Jonas is a survivor of a near-death experience. He walks away unharmed from an automobile accident that by all rights should have turned him into roadkill. This experience, among others, leads him to dissolve his marriage, sell his business, and buy a high-rise condo in Las Vegas where he spends half of each year. The other half he spends at an abandoned line shack in the desert. There, he communes with the starkest of nature when he’s not attending psychiatric sessions with his therapist, Lowenstein—a man with his own cross to bear. It is during these sessions, generally under hypnosis, where Jonas’s past unwinds as he seeks a path for his future. We learn of emotional indignities suffered at the hands of his parents and siblings. We share his trauma at being jilted by the first love of his life. Subsequent relationships with wives and lovers are detailed, dissected, and discussed. Plus, we are made privy to the harrowing arrival at his desert retreat of a scarred and damaged individual who just might provide the impetus Jonas needs to find the answers to his cosmic questions.

Philosophy, psychiatry, and literary allusion share equal space with plot development in this novel. Jonas is constantly seeing his life, both past and present, unfold before him as if he’s watching it all from the back row of a theatre. Is what he sees real or is it only his particular perception? The unstated yet symbolic connection to Plato’s “Allegory of the Cave” is unmistakable. The theories of Freud, Jung, and Skinner make appropriate appearances as does William Shakespeare’s metaphor “Life’s but a walking shadow…” Bolick even takes it a step farther than the Bard of Avon. He lets Jonas’s shadow separate itself, walk, talk, and even kibitz.

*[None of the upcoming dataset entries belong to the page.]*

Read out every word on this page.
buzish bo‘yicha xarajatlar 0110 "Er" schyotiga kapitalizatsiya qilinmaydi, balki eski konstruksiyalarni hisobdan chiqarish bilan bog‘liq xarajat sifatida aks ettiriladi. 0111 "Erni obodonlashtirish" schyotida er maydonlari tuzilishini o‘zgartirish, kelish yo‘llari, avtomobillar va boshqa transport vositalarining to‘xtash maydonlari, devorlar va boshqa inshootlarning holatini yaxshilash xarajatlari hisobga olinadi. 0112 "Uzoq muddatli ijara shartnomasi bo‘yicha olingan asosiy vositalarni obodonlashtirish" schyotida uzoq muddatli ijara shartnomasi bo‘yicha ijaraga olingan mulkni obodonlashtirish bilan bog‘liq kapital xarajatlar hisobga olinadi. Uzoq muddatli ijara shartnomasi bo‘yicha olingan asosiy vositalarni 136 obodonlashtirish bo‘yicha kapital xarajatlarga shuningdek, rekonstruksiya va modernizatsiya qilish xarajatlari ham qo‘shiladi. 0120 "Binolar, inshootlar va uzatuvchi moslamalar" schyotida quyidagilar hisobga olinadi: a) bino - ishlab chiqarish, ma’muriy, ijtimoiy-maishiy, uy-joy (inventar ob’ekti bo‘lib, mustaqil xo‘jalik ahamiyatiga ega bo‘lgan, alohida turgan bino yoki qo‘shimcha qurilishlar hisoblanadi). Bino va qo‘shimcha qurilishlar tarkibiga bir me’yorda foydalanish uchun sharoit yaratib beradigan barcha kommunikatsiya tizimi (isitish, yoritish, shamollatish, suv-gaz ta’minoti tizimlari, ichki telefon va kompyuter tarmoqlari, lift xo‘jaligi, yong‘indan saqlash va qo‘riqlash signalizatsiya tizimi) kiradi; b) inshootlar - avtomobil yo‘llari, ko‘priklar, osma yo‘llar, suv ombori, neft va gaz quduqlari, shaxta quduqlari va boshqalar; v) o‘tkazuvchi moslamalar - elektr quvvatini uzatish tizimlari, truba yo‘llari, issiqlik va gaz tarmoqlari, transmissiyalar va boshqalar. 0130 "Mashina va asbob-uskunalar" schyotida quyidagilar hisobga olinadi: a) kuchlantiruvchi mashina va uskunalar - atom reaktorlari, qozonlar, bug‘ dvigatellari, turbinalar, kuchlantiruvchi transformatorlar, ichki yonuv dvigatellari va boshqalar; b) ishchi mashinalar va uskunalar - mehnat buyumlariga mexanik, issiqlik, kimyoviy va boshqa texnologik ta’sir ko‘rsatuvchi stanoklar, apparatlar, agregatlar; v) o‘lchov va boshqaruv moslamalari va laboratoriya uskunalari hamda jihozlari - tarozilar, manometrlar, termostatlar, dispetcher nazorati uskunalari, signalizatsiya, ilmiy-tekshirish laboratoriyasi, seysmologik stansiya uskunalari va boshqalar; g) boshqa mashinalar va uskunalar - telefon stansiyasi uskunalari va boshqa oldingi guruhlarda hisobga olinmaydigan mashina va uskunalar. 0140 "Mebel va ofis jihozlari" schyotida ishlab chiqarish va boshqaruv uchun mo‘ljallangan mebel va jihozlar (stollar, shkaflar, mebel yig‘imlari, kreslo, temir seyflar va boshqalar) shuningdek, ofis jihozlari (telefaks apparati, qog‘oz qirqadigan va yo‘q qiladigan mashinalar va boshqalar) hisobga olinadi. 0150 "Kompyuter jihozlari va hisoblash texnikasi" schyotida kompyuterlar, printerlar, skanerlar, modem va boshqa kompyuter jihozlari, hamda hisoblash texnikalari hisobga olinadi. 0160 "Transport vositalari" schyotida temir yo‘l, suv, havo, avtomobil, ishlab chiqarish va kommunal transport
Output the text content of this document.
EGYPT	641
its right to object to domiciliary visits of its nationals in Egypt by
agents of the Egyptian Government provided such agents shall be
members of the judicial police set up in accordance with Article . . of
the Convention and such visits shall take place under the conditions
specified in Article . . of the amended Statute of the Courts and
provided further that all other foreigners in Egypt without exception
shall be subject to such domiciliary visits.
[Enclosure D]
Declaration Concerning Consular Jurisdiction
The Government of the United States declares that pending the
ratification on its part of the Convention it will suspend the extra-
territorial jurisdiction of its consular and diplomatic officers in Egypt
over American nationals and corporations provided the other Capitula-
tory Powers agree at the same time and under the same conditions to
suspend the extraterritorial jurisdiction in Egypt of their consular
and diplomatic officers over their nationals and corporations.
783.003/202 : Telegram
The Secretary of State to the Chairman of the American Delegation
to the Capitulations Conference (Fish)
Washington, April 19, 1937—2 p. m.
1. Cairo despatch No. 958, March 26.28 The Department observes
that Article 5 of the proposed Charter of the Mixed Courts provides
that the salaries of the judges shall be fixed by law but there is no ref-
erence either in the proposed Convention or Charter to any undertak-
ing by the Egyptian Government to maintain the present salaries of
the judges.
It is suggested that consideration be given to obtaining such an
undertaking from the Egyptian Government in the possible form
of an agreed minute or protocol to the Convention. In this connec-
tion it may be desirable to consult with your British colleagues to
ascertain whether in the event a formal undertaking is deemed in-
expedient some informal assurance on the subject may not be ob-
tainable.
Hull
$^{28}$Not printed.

There is a welcome level of humor throughout this tale. The author does a good job of having Jonas explore serious issues without taking himself too seriously. The dialogue, both internal and with other characters, is sharp, substantive, and, most importantly, feels as if it would actually come from the individual being portrayed. While Bolick’s plot structure jumps about in time and occasionally impedes comprehension, its unpredictable nature is definitely intriguing. The quality of writing overall is first-rate, with numerous memorable passages such as, “She, this woman, surpassed any sense or idea of beautiful, she was heroic, she was a gut-punch back at the desert, into the solar plexus of indifference.” As stated initially, universal questions of the nature of existence are definitely being examined in this book, but a good story is also being told, and that’s often what makes novels worth the time we spend with them.